Doyle transitions from talking about hummingbirds to discussing blue whales, he uses these large marine mammals in order to convey a message about how humans should love and express their emotions. This transition is provided in order to proof to the reader that a variety of animals have characteristics that are similar to those of a human. He begins by using a simile to compare the size of a blue whale’s heart to a room. Vivid imagery and simile can be found in the descriptions of the blue whale’s heart in the forty-first line,  “ The valves are as big as the swinging doors in a saloon.”. As the paragraph progresses, Doyle points out the fact that humans do not know a lot about the blue whale. Right after he makes that point, he wrote “But we know this: the animals with the largest hearts in the world generally travel in pairs..”. Doyle is trying to show the reader that blue whales know how to express their love and live properly with another member of their species. This concept of expressing love and emotion can relate to humans, because a large majority of couples display affection and love towards their significant other.

The structure and layout of the heart is used as a transition in order to make the essay even more meaningful to the reader before the conclusion of the essay. Doyle discusses the amount of chambers in the hearts of different animals including: fish, worms, turtles and mollusks. Doyle concludes the fifth paragraph by stating  that all living things have interior liquid motion and that “We all churn inside.”. With analyzation, the reader can realize that all living things have some sort of similarity.

Doyle concludes the essay by discussing the importance of the meaning of love and the complications that are a direct result of love.  In the sixty-third and sixty-fourth line, Doyle wrote “We open windows to each but we live alone in the house of the heart.”. This comparison shows the reader that humans let in others when they love them, but humans still tend to be hesitant and cautious with those that they let in. A few lines later, the essay explains that as humans get older they tend to realize that the concept of finding one person that will unconditionally love you is very unrealistic. In the sixty-ninth line, Doyle wrote “You can brick up your heart as stout and tight and hard and cold and impregnable as you possibly can and down it comes in an instant..”, this shows the reader that time helps heal the wounds that are inflicted from people that they love. Additionally, the final paragraph of the essay helps the reader understand the process of building trust and improving relationships after experiencing heartbreak. 

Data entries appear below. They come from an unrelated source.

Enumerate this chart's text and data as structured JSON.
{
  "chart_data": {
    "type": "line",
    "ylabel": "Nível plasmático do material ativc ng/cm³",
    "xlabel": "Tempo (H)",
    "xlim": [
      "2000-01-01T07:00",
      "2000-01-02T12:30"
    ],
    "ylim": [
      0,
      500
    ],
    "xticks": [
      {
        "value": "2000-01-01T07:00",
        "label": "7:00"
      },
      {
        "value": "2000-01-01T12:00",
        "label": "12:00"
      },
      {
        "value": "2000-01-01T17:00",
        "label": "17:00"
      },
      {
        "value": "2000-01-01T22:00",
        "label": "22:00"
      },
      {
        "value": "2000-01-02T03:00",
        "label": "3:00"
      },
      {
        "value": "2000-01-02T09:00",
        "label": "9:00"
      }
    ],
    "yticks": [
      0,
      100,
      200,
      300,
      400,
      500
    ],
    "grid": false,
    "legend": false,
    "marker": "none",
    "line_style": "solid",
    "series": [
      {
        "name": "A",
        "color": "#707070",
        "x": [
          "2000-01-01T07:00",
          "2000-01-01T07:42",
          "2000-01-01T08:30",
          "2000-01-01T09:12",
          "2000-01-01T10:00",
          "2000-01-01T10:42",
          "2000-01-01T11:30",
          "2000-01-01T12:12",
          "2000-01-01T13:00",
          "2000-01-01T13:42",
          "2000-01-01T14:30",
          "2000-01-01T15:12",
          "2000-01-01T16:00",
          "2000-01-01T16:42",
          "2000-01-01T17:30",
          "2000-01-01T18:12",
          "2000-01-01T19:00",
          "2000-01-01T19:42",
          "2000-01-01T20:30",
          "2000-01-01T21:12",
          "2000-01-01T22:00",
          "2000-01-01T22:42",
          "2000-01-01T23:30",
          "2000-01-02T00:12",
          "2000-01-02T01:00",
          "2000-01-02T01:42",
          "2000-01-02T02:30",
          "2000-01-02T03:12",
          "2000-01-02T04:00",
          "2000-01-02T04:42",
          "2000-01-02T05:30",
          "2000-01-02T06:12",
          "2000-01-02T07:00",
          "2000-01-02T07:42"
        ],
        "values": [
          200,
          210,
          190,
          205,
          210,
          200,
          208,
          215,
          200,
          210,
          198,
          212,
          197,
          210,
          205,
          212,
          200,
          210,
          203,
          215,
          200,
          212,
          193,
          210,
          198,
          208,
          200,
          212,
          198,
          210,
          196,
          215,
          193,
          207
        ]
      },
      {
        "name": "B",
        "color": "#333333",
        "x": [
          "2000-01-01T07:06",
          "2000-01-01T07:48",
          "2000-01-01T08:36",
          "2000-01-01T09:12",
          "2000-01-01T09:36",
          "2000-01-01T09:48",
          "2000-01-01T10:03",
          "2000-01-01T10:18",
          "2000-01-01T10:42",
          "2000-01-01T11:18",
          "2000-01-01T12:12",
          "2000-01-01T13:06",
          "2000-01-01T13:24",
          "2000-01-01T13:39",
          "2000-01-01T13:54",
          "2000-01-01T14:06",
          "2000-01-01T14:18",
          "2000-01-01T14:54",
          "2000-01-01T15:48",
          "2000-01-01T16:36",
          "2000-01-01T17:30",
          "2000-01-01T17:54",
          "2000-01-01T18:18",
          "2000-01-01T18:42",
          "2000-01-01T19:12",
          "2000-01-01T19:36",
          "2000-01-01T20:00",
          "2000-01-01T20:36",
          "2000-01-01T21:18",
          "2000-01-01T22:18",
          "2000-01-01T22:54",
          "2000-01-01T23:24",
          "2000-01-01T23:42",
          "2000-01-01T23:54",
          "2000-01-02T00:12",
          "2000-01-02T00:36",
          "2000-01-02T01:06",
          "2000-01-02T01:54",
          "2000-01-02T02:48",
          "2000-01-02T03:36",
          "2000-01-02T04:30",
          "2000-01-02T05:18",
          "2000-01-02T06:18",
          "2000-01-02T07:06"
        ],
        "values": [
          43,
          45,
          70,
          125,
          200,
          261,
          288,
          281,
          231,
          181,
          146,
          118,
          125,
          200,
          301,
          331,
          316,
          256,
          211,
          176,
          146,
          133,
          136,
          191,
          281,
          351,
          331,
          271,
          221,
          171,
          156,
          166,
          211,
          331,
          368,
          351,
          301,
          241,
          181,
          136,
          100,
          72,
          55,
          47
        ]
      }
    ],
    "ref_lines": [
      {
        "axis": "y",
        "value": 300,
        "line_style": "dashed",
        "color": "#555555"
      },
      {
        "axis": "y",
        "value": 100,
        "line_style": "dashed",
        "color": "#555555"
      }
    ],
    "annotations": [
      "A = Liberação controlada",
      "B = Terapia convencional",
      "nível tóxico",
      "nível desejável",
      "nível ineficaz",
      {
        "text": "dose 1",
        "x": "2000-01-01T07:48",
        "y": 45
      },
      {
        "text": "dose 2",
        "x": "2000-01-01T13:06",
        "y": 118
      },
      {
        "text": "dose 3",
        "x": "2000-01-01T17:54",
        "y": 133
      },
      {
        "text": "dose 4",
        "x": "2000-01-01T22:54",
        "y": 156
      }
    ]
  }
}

Throughout Doyle’s essay “Joyas Voladores”, he uses a variety of literary devices in order to push across a message about the similarities in experiences among different animals and humans. Doyle successfully uses unorthodox linguistic choices and this enables his writing to come across with a deeper meaning. Using a variety of different animals, small to big, Doyle is able to assist the reader in understanding messages and concepts about love and experience that engages a broad audience. Undoubtedly, this piece by Brian Doyle provides vivid imagery and illustration towards all aspects involved with love.